Bizi takip edenlerin kim olduğunu hala çözemedim...Telefondakiler de çözememiş olmalı ki ağacın altında arabada bekleşiyoruz...
Pazar sabah saat 9-40...Telefon çaldı.....Yaşasın hareket emri gelecek....hapimiz yerimizde şöyle bir kıpırdandık...."tamam abi ...bekliyorum abi...gittilermi?...çıkayım mı?...polis filan da yok değil mi?....

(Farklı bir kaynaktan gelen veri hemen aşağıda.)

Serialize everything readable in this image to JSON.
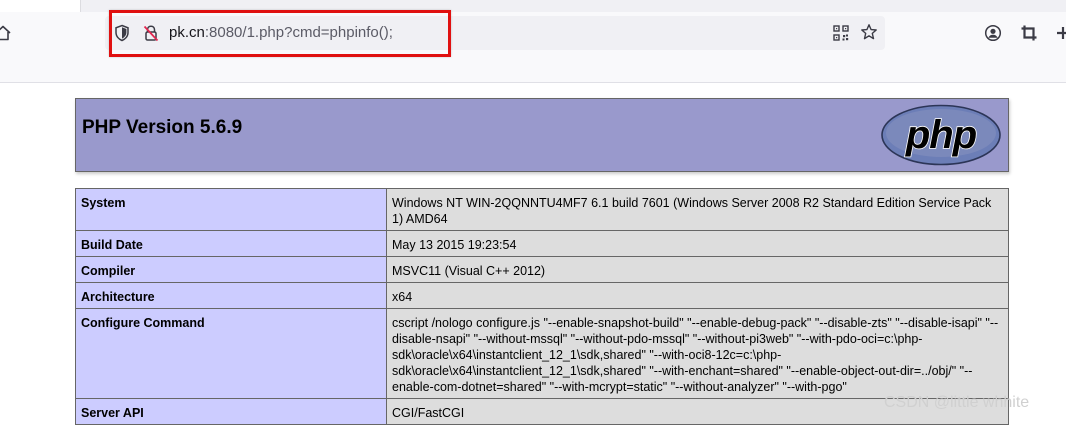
{
  "browser": {
    "url_host": "pk.cn",
    "url_rest": ":8080/1.php?cmd=phpinfo();"
  },
  "php": {
    "title": "PHP Version 5.6.9",
    "logo_text": "php",
    "rows": [
      {
        "key": "System",
        "value": "Windows NT WIN-2QQNNTU4MF7 6.1 build 7601 (Windows Server 2008 R2 Standard Edition Service Pack 1) AMD64"
      },
      {
        "key": "Build Date",
        "value": "May 13 2015 19:23:54"
      },
      {
        "key": "Compiler",
        "value": "MSVC11 (Visual C++ 2012)"
      },
      {
        "key": "Architecture",
        "value": "x64"
      },
      {
        "key": "Configure Command",
        "value": "cscript /nologo configure.js \"--enable-snapshot-build\" \"--enable-debug-pack\" \"--disable-zts\" \"--disable-isapi\" \"--disable-nsapi\" \"--without-mssql\" \"--without-pdo-mssql\" \"--without-pi3web\" \"--with-pdo-oci=c:\\php-sdk\\oracle\\x64\\instantclient_12_1\\sdk,shared\" \"--with-oci8-12c=c:\\php-sdk\\oracle\\x64\\instantclient_12_1\\sdk,shared\" \"--with-enchant=shared\" \"--enable-object-out-dir=../obj/\" \"--enable-com-dotnet=shared\" \"--with-mcrypt=static\" \"--without-analyzer\" \"--with-pgo\""
      },
      {
        "key": "Server API",
        "value": "CGI/FastCGI"
      }
    ]
  },
  "watermark": "CSDN @little whhite",
  "colors": {
    "header_bg": "#9999cc",
    "key_cell_bg": "#ccccff",
    "value_cell_bg": "#dddddd",
    "highlight": "#e01010"
  }
}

Kendimi nasıl bir suç fiilinin içinde bulunduğumu bile bilmeden kötü hissediyorum....neler oluyor hiç anlamadım...Evimin önünden alınıp korkuteline gidecektim....
Sakin , huzurlu , düzgün bir pazar.....
"Tamam abi anladım...hemen çıkıyorum....sen sağa sola dikkat et."...son telefon konuşması buydu....Yavaşça hareket ettik...kavşağa kaplumbağa dikkati ile girdik...hep birlikte önce sola.....sonra sağa baktık.....ve .......
Pazar sabah saat 10-30....Korkutelindeyiz.....
Ben kimmiyim.?...
Bana kısaca Korkuteli Fatih'i diyebilirsiniz....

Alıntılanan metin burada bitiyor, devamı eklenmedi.